IMG_0468This morning I woke up attempting a very specific and arduous articulation of gratitude for my parents and whatever grace of fortune has brought wonderful people to my life.  I feel grateful that my parents taught me empathy, communication, forgiveness and persistence.  They taught me to give hugs, stand by, remain whole, and wait for the opportunity to be wronged and righted.  They taught me the strength to be vulnerable, the compassion to forgive and the ability to suspend judgment.  And for these reasons, I trust people.  I do not trust them because they will never be unkind or insensitive or angry or wrong; they will be.  I don’t ask them to trust me because I’m perfect; I’m not.  We are floundering through life together and it can get ugly.  I sometimes picture my life on an aerial speedcam and I laugh out loud as I watch the errors of my days as a voyeur;  Three kids, 8 mittens, 4 hats, 4 zippers to the car, forgot tea cup, got tea cup, forgot keys on counter, returned to counter, back to car, 3 car seats adjusted, car won’t start, mouthed the word “SHIT,” woops, thought she mouthed it but the oldest is now mouthing “SHIT what, mom?”

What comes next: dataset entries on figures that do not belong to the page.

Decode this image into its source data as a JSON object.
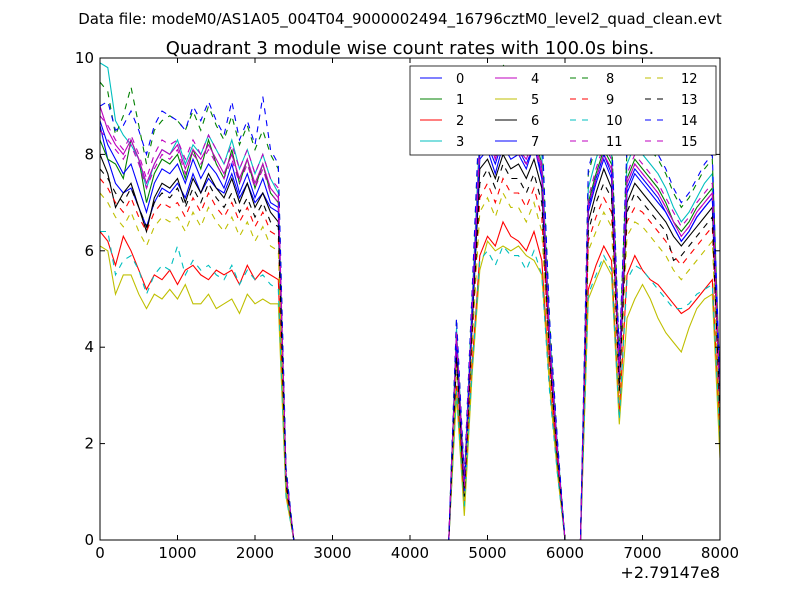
{
  "header": {
    "data_file": "Data file: modeM0/AS1A05_004T04_9000002494_16796cztM0_level2_quad_clean.evt"
  },
  "chart_data": {
    "type": "line",
    "title": "Quadrant 3 module wise count rates with 100.0s bins.",
    "xlabel": "",
    "ylabel": "",
    "x_offset_label": "+2.79147e8",
    "xlim": [
      0,
      8000
    ],
    "ylim": [
      0,
      10
    ],
    "x_ticks": [
      0,
      1000,
      2000,
      3000,
      4000,
      5000,
      6000,
      7000,
      8000
    ],
    "x_tick_labels": [
      "0",
      "1000",
      "2000",
      "3000",
      "4000",
      "5000",
      "6000",
      "7000",
      "8000"
    ],
    "y_ticks": [
      0,
      2,
      4,
      6,
      8,
      10
    ],
    "y_tick_labels": [
      "0",
      "2",
      "4",
      "6",
      "8",
      "10"
    ],
    "grid": false,
    "legend_position": "top-right",
    "x": [
      0,
      100,
      200,
      300,
      400,
      500,
      600,
      700,
      800,
      900,
      1000,
      1100,
      1200,
      1300,
      1400,
      1500,
      1600,
      1700,
      1800,
      1900,
      2000,
      2100,
      2200,
      2300,
      2400,
      2500,
      2600,
      4500,
      4600,
      4700,
      4800,
      4900,
      5000,
      5100,
      5200,
      5300,
      5400,
      5500,
      5600,
      5700,
      5800,
      5900,
      6000,
      6100,
      6200,
      6300,
      6400,
      6500,
      6600,
      6700,
      6800,
      6900,
      7000,
      7100,
      7200,
      7300,
      7400,
      7500,
      7600,
      7700,
      7800,
      7900,
      8000
    ],
    "series": [
      {
        "name": "0",
        "color": "#0000ff",
        "dash": "solid",
        "values": [
          8.6,
          7.9,
          7.4,
          7.2,
          7.3,
          6.9,
          6.5,
          7.0,
          7.3,
          7.2,
          7.4,
          7.1,
          7.6,
          7.2,
          7.5,
          7.3,
          7.2,
          7.6,
          7.1,
          7.4,
          7.0,
          7.2,
          6.9,
          6.8,
          1.2,
          0,
          0,
          0,
          4.0,
          1.0,
          4.5,
          7.9,
          8.1,
          7.6,
          8.2,
          7.9,
          8.0,
          7.7,
          8.2,
          7.5,
          4.0,
          1.8,
          0,
          0,
          0,
          6.8,
          7.4,
          7.9,
          7.5,
          3.3,
          7.2,
          7.6,
          7.4,
          7.2,
          7.0,
          6.8,
          6.5,
          6.2,
          6.4,
          6.7,
          6.9,
          7.1,
          2.8
        ]
      },
      {
        "name": "1",
        "color": "#008000",
        "dash": "solid",
        "values": [
          8.3,
          7.9,
          7.8,
          7.5,
          8.3,
          7.9,
          7.0,
          7.6,
          7.9,
          7.8,
          8.0,
          7.5,
          8.1,
          7.7,
          8.3,
          7.8,
          7.5,
          8.1,
          7.4,
          7.9,
          7.3,
          7.8,
          7.2,
          7.0,
          1.3,
          0,
          0,
          0,
          4.3,
          1.2,
          4.8,
          8.3,
          8.5,
          8.0,
          8.6,
          8.3,
          8.2,
          8.0,
          8.4,
          7.8,
          4.2,
          1.9,
          0,
          0,
          0,
          7.0,
          7.6,
          8.1,
          7.8,
          3.5,
          7.5,
          7.9,
          7.7,
          7.5,
          7.3,
          7.0,
          6.6,
          6.4,
          6.6,
          6.9,
          7.1,
          7.3,
          2.9
        ]
      },
      {
        "name": "2",
        "color": "#ff0000",
        "dash": "solid",
        "values": [
          6.4,
          6.2,
          5.7,
          6.3,
          6.0,
          5.6,
          5.2,
          5.5,
          5.4,
          5.6,
          5.3,
          5.6,
          5.7,
          5.5,
          5.4,
          5.6,
          5.5,
          5.6,
          5.3,
          5.7,
          5.4,
          5.6,
          5.5,
          5.4,
          1.0,
          0,
          0,
          0,
          3.2,
          0.8,
          3.6,
          5.9,
          6.3,
          6.1,
          6.6,
          6.3,
          6.2,
          6.0,
          6.4,
          5.8,
          3.3,
          1.5,
          0,
          0,
          0,
          5.2,
          5.7,
          6.1,
          5.8,
          2.6,
          5.5,
          5.9,
          5.6,
          5.4,
          5.3,
          5.1,
          4.9,
          4.7,
          4.8,
          5.0,
          5.2,
          5.4,
          2.2
        ]
      },
      {
        "name": "3",
        "color": "#00bfbf",
        "dash": "solid",
        "values": [
          9.9,
          9.8,
          8.7,
          8.4,
          8.2,
          7.9,
          7.3,
          7.8,
          8.1,
          8.0,
          8.3,
          7.8,
          8.2,
          8.0,
          8.4,
          8.1,
          7.8,
          8.3,
          7.7,
          8.1,
          7.6,
          8.0,
          7.5,
          7.2,
          1.4,
          0,
          0,
          0,
          4.4,
          1.2,
          4.9,
          8.5,
          8.8,
          8.3,
          8.9,
          8.6,
          8.5,
          8.2,
          8.7,
          8.0,
          4.4,
          2.0,
          0,
          0,
          0,
          7.3,
          7.9,
          8.4,
          8.1,
          3.6,
          7.8,
          8.2,
          8.0,
          7.8,
          7.6,
          7.3,
          6.9,
          6.6,
          6.8,
          7.1,
          7.4,
          7.6,
          3.0
        ]
      },
      {
        "name": "4",
        "color": "#bf00bf",
        "dash": "solid",
        "values": [
          9.0,
          8.5,
          8.2,
          8.0,
          8.3,
          7.9,
          7.4,
          7.8,
          8.1,
          8.0,
          8.2,
          7.7,
          8.1,
          7.9,
          8.2,
          7.9,
          7.6,
          8.0,
          7.5,
          7.9,
          7.4,
          7.8,
          7.3,
          7.1,
          1.3,
          0,
          0,
          0,
          4.2,
          1.1,
          4.7,
          8.2,
          8.4,
          7.9,
          8.5,
          8.2,
          8.1,
          7.9,
          8.3,
          7.7,
          4.1,
          1.9,
          0,
          0,
          0,
          6.9,
          7.5,
          8.0,
          7.7,
          3.4,
          7.4,
          7.8,
          7.6,
          7.4,
          7.2,
          6.9,
          6.6,
          6.3,
          6.5,
          6.8,
          7.0,
          7.2,
          2.9
        ]
      },
      {
        "name": "5",
        "color": "#bfbf00",
        "dash": "solid",
        "values": [
          6.1,
          6.0,
          5.1,
          5.5,
          5.5,
          5.1,
          4.8,
          5.1,
          5.0,
          5.2,
          5.0,
          5.3,
          4.9,
          4.9,
          5.1,
          4.8,
          4.9,
          5.0,
          4.7,
          5.1,
          4.9,
          5.0,
          4.9,
          4.9,
          0.9,
          0,
          0,
          0,
          3.0,
          0.5,
          3.4,
          5.6,
          6.2,
          6.0,
          6.1,
          6.0,
          6.1,
          5.9,
          5.8,
          5.5,
          3.2,
          1.4,
          0,
          0,
          0,
          5.0,
          5.4,
          5.8,
          5.5,
          2.4,
          4.6,
          5.0,
          5.3,
          5.0,
          4.6,
          4.3,
          4.1,
          3.9,
          4.4,
          4.8,
          5.0,
          5.1,
          1.7
        ]
      },
      {
        "name": "6",
        "color": "#000000",
        "dash": "solid",
        "values": [
          8.0,
          7.6,
          6.9,
          7.2,
          7.4,
          6.9,
          6.4,
          7.1,
          7.4,
          7.3,
          7.5,
          7.0,
          7.5,
          7.2,
          7.6,
          7.3,
          7.1,
          7.5,
          7.0,
          7.4,
          6.9,
          7.2,
          6.8,
          6.6,
          1.2,
          0,
          0,
          0,
          3.9,
          0.9,
          4.4,
          7.7,
          7.9,
          7.5,
          8.0,
          7.7,
          7.8,
          7.5,
          7.9,
          7.3,
          3.9,
          1.7,
          0,
          0,
          0,
          6.6,
          7.2,
          7.7,
          7.3,
          3.2,
          7.0,
          7.4,
          7.2,
          7.0,
          6.8,
          6.6,
          6.3,
          6.1,
          6.3,
          6.5,
          6.7,
          6.9,
          2.7
        ]
      },
      {
        "name": "7",
        "color": "#0000ff",
        "dash": "solid",
        "values": [
          8.7,
          8.2,
          7.9,
          7.6,
          7.8,
          7.3,
          6.8,
          7.4,
          7.7,
          7.6,
          7.8,
          7.4,
          7.9,
          7.5,
          7.8,
          7.6,
          7.3,
          7.8,
          7.2,
          7.6,
          7.1,
          7.5,
          7.0,
          6.9,
          1.2,
          0,
          0,
          0,
          4.1,
          1.0,
          4.6,
          8.0,
          8.2,
          7.8,
          8.3,
          8.0,
          8.1,
          7.8,
          8.2,
          7.6,
          4.0,
          1.8,
          0,
          0,
          0,
          6.9,
          7.5,
          8.0,
          7.6,
          3.3,
          7.3,
          7.7,
          7.5,
          7.3,
          7.1,
          6.8,
          6.5,
          6.2,
          6.4,
          6.7,
          6.9,
          7.1,
          2.8
        ]
      },
      {
        "name": "8",
        "color": "#008000",
        "dash": "dashed",
        "values": [
          9.5,
          9.3,
          8.4,
          8.8,
          9.4,
          8.6,
          7.8,
          8.5,
          8.7,
          8.8,
          8.7,
          8.5,
          8.9,
          8.5,
          9.0,
          8.6,
          8.3,
          8.8,
          8.2,
          8.6,
          8.1,
          8.5,
          8.0,
          7.7,
          1.5,
          0,
          0,
          0,
          4.6,
          1.3,
          5.1,
          9.0,
          9.3,
          8.8,
          9.9,
          9.1,
          9.0,
          8.7,
          9.2,
          8.5,
          4.6,
          2.1,
          0,
          0,
          0,
          7.6,
          8.2,
          8.7,
          8.4,
          3.8,
          8.1,
          8.5,
          8.3,
          8.1,
          7.9,
          7.6,
          7.2,
          6.9,
          7.1,
          7.4,
          7.7,
          7.9,
          3.2
        ]
      },
      {
        "name": "9",
        "color": "#ff0000",
        "dash": "dashed",
        "values": [
          7.5,
          7.3,
          7.0,
          6.8,
          7.1,
          6.7,
          6.4,
          6.8,
          7.0,
          6.9,
          7.0,
          6.7,
          7.1,
          6.8,
          7.2,
          6.9,
          6.7,
          7.0,
          6.6,
          6.9,
          6.5,
          6.8,
          6.4,
          6.3,
          1.1,
          0,
          0,
          0,
          3.7,
          0.9,
          4.1,
          7.1,
          7.4,
          7.0,
          7.5,
          7.2,
          7.2,
          6.9,
          7.3,
          6.7,
          3.7,
          1.6,
          0,
          0,
          0,
          6.2,
          6.7,
          7.1,
          6.8,
          3.0,
          6.6,
          6.9,
          6.8,
          6.6,
          6.4,
          6.2,
          5.9,
          5.7,
          5.9,
          6.1,
          6.3,
          6.5,
          2.5
        ]
      },
      {
        "name": "10",
        "color": "#00bfbf",
        "dash": "dashed",
        "values": [
          6.4,
          6.4,
          5.5,
          5.8,
          5.9,
          5.6,
          5.1,
          5.5,
          5.7,
          5.6,
          6.1,
          5.5,
          5.8,
          5.6,
          5.7,
          5.5,
          5.4,
          5.7,
          5.3,
          5.6,
          5.4,
          5.5,
          5.3,
          5.2,
          0.9,
          0,
          0,
          0,
          3.1,
          0.7,
          3.5,
          5.8,
          6.0,
          5.7,
          6.1,
          5.9,
          5.9,
          5.6,
          6.0,
          5.5,
          3.1,
          1.4,
          0,
          0,
          0,
          5.1,
          5.5,
          5.9,
          5.6,
          2.5,
          5.4,
          5.7,
          5.6,
          5.4,
          5.2,
          5.0,
          4.8,
          4.8,
          4.9,
          5.1,
          5.2,
          5.3,
          2.1
        ]
      },
      {
        "name": "11",
        "color": "#bf00bf",
        "dash": "dashed",
        "values": [
          8.5,
          8.3,
          8.1,
          7.9,
          8.2,
          7.8,
          7.3,
          7.7,
          8.0,
          7.9,
          8.1,
          7.6,
          8.0,
          7.8,
          8.1,
          7.8,
          7.5,
          7.9,
          7.4,
          7.8,
          7.3,
          7.7,
          7.2,
          7.0,
          1.3,
          0,
          0,
          0,
          4.2,
          1.1,
          4.7,
          8.1,
          8.3,
          7.9,
          8.4,
          8.1,
          8.0,
          7.8,
          8.2,
          7.6,
          4.1,
          1.9,
          0,
          0,
          0,
          6.9,
          7.5,
          8.0,
          7.7,
          3.4,
          7.4,
          7.8,
          7.6,
          7.4,
          7.2,
          6.9,
          6.6,
          6.3,
          6.5,
          6.8,
          7.0,
          7.2,
          2.9
        ]
      },
      {
        "name": "12",
        "color": "#bfbf00",
        "dash": "dashed",
        "values": [
          7.2,
          7.0,
          6.7,
          6.5,
          6.8,
          6.4,
          6.1,
          6.5,
          6.7,
          6.6,
          6.7,
          6.4,
          6.8,
          6.5,
          6.9,
          6.6,
          6.4,
          6.7,
          6.3,
          6.6,
          6.2,
          6.5,
          6.1,
          6.0,
          1.1,
          0,
          0,
          0,
          3.6,
          0.8,
          4.0,
          6.8,
          7.1,
          6.7,
          7.2,
          6.9,
          6.9,
          6.6,
          7.0,
          6.4,
          3.6,
          1.6,
          0,
          0,
          0,
          6.0,
          6.4,
          6.8,
          6.5,
          2.9,
          6.3,
          6.6,
          6.5,
          6.3,
          6.1,
          5.9,
          5.6,
          5.4,
          5.6,
          5.8,
          6.0,
          6.2,
          2.4
        ]
      },
      {
        "name": "13",
        "color": "#000000",
        "dash": "dashed",
        "values": [
          7.7,
          7.5,
          7.2,
          7.0,
          7.3,
          6.9,
          6.5,
          7.0,
          7.2,
          7.1,
          7.3,
          6.9,
          7.3,
          7.0,
          7.4,
          7.1,
          6.9,
          7.2,
          6.8,
          7.1,
          6.7,
          7.0,
          6.6,
          6.5,
          1.2,
          0,
          0,
          0,
          3.8,
          0.9,
          4.3,
          7.4,
          7.7,
          7.3,
          7.8,
          7.5,
          7.5,
          7.2,
          7.6,
          7.0,
          3.8,
          1.7,
          0,
          0,
          0,
          6.4,
          7.0,
          7.4,
          7.1,
          3.1,
          6.8,
          7.2,
          7.0,
          6.8,
          6.6,
          6.4,
          5.8,
          5.9,
          6.1,
          6.3,
          6.5,
          6.7,
          2.6
        ]
      },
      {
        "name": "14",
        "color": "#0000ff",
        "dash": "dashed",
        "values": [
          9.0,
          9.1,
          8.5,
          8.6,
          8.9,
          8.5,
          8.0,
          8.6,
          8.9,
          8.8,
          8.7,
          8.5,
          9.0,
          8.7,
          9.1,
          8.7,
          8.4,
          9.1,
          8.3,
          8.7,
          8.2,
          9.2,
          8.1,
          7.8,
          1.5,
          0,
          0,
          0,
          4.6,
          1.3,
          5.1,
          9.1,
          9.4,
          8.9,
          9.5,
          9.2,
          9.1,
          8.8,
          9.3,
          8.6,
          4.6,
          2.1,
          0,
          0,
          0,
          7.7,
          8.3,
          8.8,
          8.5,
          3.8,
          8.2,
          8.6,
          8.4,
          8.2,
          8.0,
          7.7,
          7.3,
          7.0,
          7.2,
          7.5,
          7.8,
          8.0,
          3.2
        ]
      },
      {
        "name": "15",
        "color": "#bf00bf",
        "dash": "dashed",
        "values": [
          8.8,
          8.6,
          8.3,
          8.1,
          8.4,
          8.0,
          7.5,
          8.0,
          8.3,
          8.2,
          8.3,
          7.9,
          8.3,
          8.0,
          8.4,
          8.1,
          7.8,
          8.2,
          7.7,
          8.1,
          7.6,
          8.0,
          7.5,
          7.3,
          1.4,
          0,
          0,
          0,
          4.3,
          1.1,
          4.8,
          8.3,
          8.6,
          8.1,
          8.7,
          8.4,
          8.3,
          8.0,
          8.5,
          7.8,
          4.2,
          1.9,
          0,
          0,
          0,
          7.1,
          7.7,
          8.2,
          7.9,
          3.5,
          7.6,
          8.0,
          7.8,
          7.6,
          7.4,
          7.1,
          6.8,
          6.5,
          6.7,
          7.0,
          7.2,
          7.4,
          3.0
        ]
      }
    ]
  }
}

We get some things right with practice, but life is often a series of teachable, highly human moments and fledgling mistakes.  But yet, I have faith in the people that I have drawn to me, or the people to whom I have been drawn; be it through family, summer camp, proximity, books, or a first conversation when something clicked.  I have this faith because my parents told me I would be ok.  I have this faith because they taught me I didn’t have to be perfect to be loved by them or anyone else.  They taught me not to trust people based upon how often they are getting things right, but how hard they are trying to live right.  They taught me to love myself and respect myself and to have high expectations for how I am treated and in so doing, they taught me how to draw goodness to me.  They implanted in me at a very young age a clickometer that detects potential friendship and so far, it has been both open minded and accurate.  In fact, I have drawn love and goodness to my life like wake beckons dolphins.  Thank you Providence, or God, or Almighty Boat Wake, for drawing so many wonderful, loving, and fallible people to my life.  Thank you, mom and dad, for teaching me to trust and enjoy them.  After getting out of bed with these deep thoughts, the aerial speedcam caught me brushing teeth, making tea, sipping tea, reading my teabag and sitting down abruptly with my hand clasped over my mouth in awe.  It read, “be kind and compassionate and the whole world will be your friend.”  That sums it up nicely.